Dopo quattro generazioni in cui il lavoro in agricoltura è
stato rappresentato come ambito di miseria, ignoranza e fatica, i dati
statistici indicano che i giovani stanno riscoprendo l’agricoltura anche e
soprattutto come fonte di occupazione e reddito. Segnali “deboli”, ma in
controtendenza rispetto all’abituale scenario fatto di giovani in fuga dalle
campagne alla ricerca di un futuro professionale nelle città. L’agricoltura sta
ridiventando uno dei settori a maggiore dinamicità imprenditoriale: cresce il
numero degli occupati a differenza di tutti gli altri settori e soprattutto
cresce la natalità delle aziende.
Le difficoltà economiche che attraversa il Paese, oltre a
modificare stili di vita e consumo delle famiglie, stanno trasformando il
quadro dei valori e delle aspirazioni professionali dei giovani. Una tendenza
che emerge anche dall’analisi del trend delle iscrizioni alle facoltà
universitarie e agli istituti professionali a indirizzo agrario. L’interesse
dei giovani per il mondo rurale è alla base anche della crescita delle
iscrizioni alle scuole di agraria, enogastronomia e turismo.

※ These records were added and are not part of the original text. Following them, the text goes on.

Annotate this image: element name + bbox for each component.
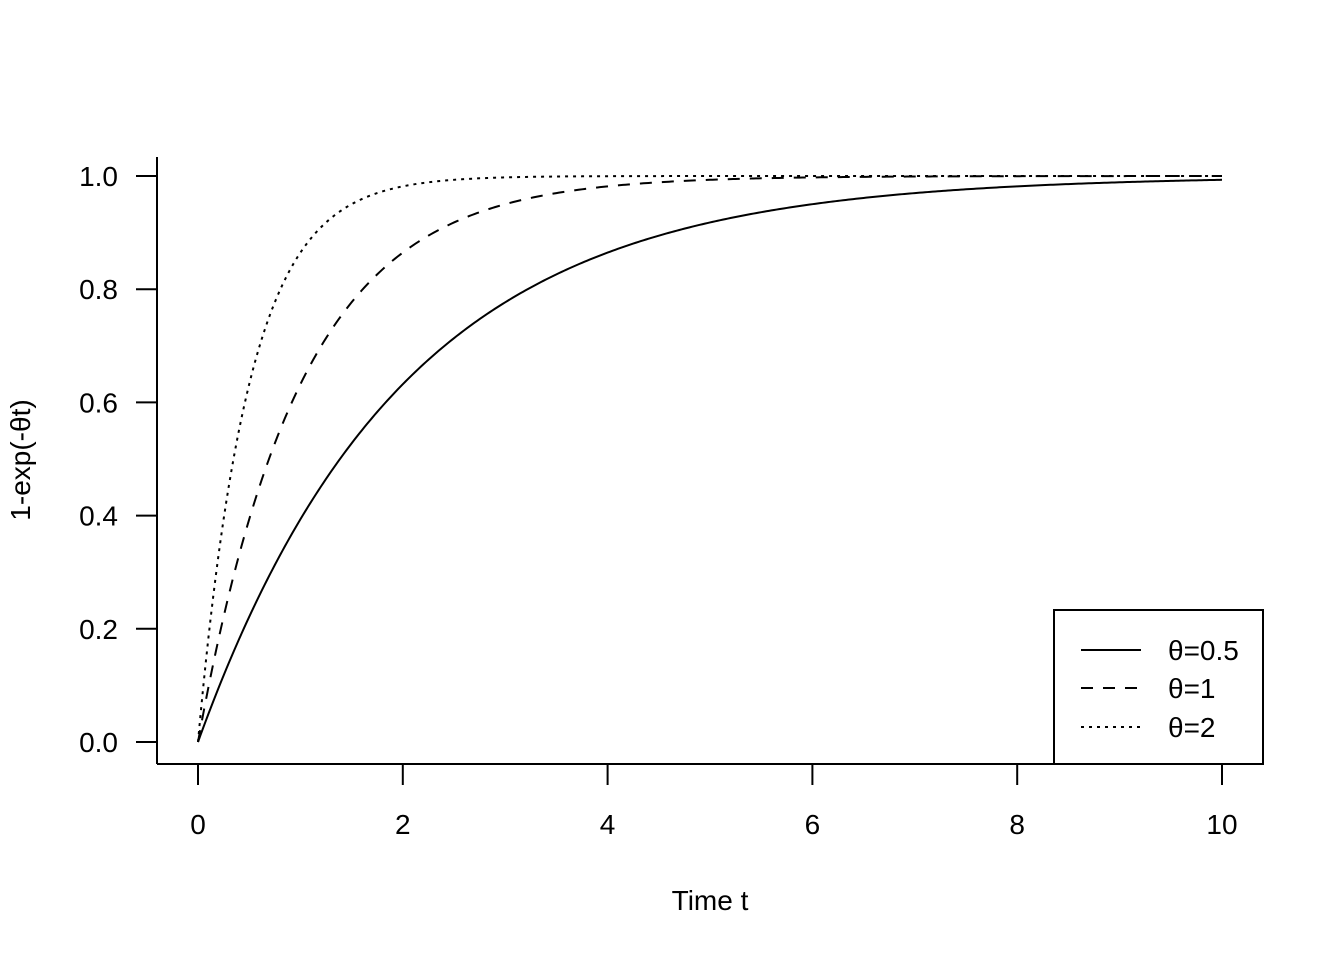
y-tick-label: 0.4 [79, 501, 118, 532]
legend-label: θ=2 [1168, 712, 1216, 743]
y-tick-label: 0.6 [79, 387, 118, 418]
y-tick-label: 0.2 [79, 614, 118, 645]
legend: θ=0.5 θ=1 θ=2 [1053, 609, 1264, 765]
legend-label: θ=0.5 [1168, 635, 1239, 666]
y-tick-label: 1.0 [79, 161, 118, 192]
x-ticks: 0 2 4 6 8 10 [190, 764, 1238, 840]
y-axis-label: 1-exp(-θt) [5, 399, 36, 520]
x-tick-label: 4 [600, 809, 616, 840]
legend-entry: θ=1 [1081, 673, 1216, 704]
legend-label: θ=1 [1168, 673, 1216, 704]
legend-entry: θ=0.5 [1081, 635, 1239, 666]
y-tick-label: 0.0 [79, 727, 118, 758]
x-tick-label: 10 [1206, 809, 1237, 840]
x-axis-label: Time t [672, 885, 749, 916]
series-lines [197, 175, 1223, 743]
series-line-solid [197, 178, 1223, 743]
y-ticks: 0.0 0.2 0.4 0.6 0.8 1.0 [79, 161, 157, 758]
legend-entry: θ=2 [1081, 712, 1216, 743]
x-tick-label: 8 [1009, 809, 1025, 840]
series-line-dashed [197, 175, 1222, 743]
x-tick-label: 2 [395, 809, 411, 840]
x-tick-label: 0 [190, 809, 206, 840]
x-tick-label: 6 [805, 809, 821, 840]
series-line-dotted [197, 175, 1222, 743]
y-tick-label: 0.8 [79, 274, 118, 305]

E presto per dire se siamo entrati in un profondo
cambiamento nel rapporto tra giovani e mondo dell’agricoltura, con un “ritorno
alla terra” fondato su motivazioni di carattere economico, professionale e
culturale, anche perché a ridimensionare i dati statistici ci ha pensato la
recente ricerca “Giovani ed agricoltura, risorsa per il Paese”, realizzata da
Nomisma per l’Informatore Agrario e Federunacoma. I dati capovolgono
addirittura il quadro, smentendo la tesi del ritorno all’agricoltura, e più di
un dubbio sul loro futuro professionale ce l’hanno gli stessi giovani,
intervistati nell’ambito di un campione di circa 600 aziende agricole condotte
da under 40. Il dato più preoccupante riguarda l’autostima dei giovani
agricoltori, poiché buona parte di loro pensa che la società percepisce il
mestiere di agricoltore di status inferiore ad altri lavori.
Che l’agricoltura non sia in cima alle preferenze dei
giovani in cerca di prima occupazione emerge anche da un’altra indagine di
Nomisma su un campione rappresentativo di giovani italiani, che seppure
attribuiscono un ruolo sociale importante all’agricoltura (tutela del
territorio, valorizzazione del paesaggio, ecc.), poi finiscono per ammettere
che “forse è meglio se la praticano altri”. In definitiva, è il commento di
Nomisma, per rendere attraente l’agricoltura è necessario da un lato
restituirle il giusto ruolo sociale per favorire l’ingresso e la permanenza di
giovani, dall’altro bisogna consolidare gli strumenti per favorire
competitività, innovazione ed accesso alla terra.
Nel Mezzogiorno, dove il Pil negli ultimi 5 anni è andato
giù più che in Grecia, l’agricoltura non è solo sfruttamento della manodopera
migrante e caporalato. La Calabria, ad esempio, è al secondo posto per numero
di aziende biologiche e per ettari di terreno coltivati biologicamente. I “nuovi
contadini” non hanno più nulla a che vedere con quella “agricoltura
dell’assurdo” stigmatizzata da Rossi Doria: un modello produttivo votato
all’autoconsumo, in cui la sproporzione tra l’impegno lavorativo e i risultati
concreti aveva l’effetto di rendere l’attività diseconomica e faticosa, al
punto di indurre ad emigrare in cerca di condizioni di lavoro e vita più
soddisfacenti. Oggi, invece, l’agricoltura è fatta di idee, innovazione,
creatività, cultura e professionalità.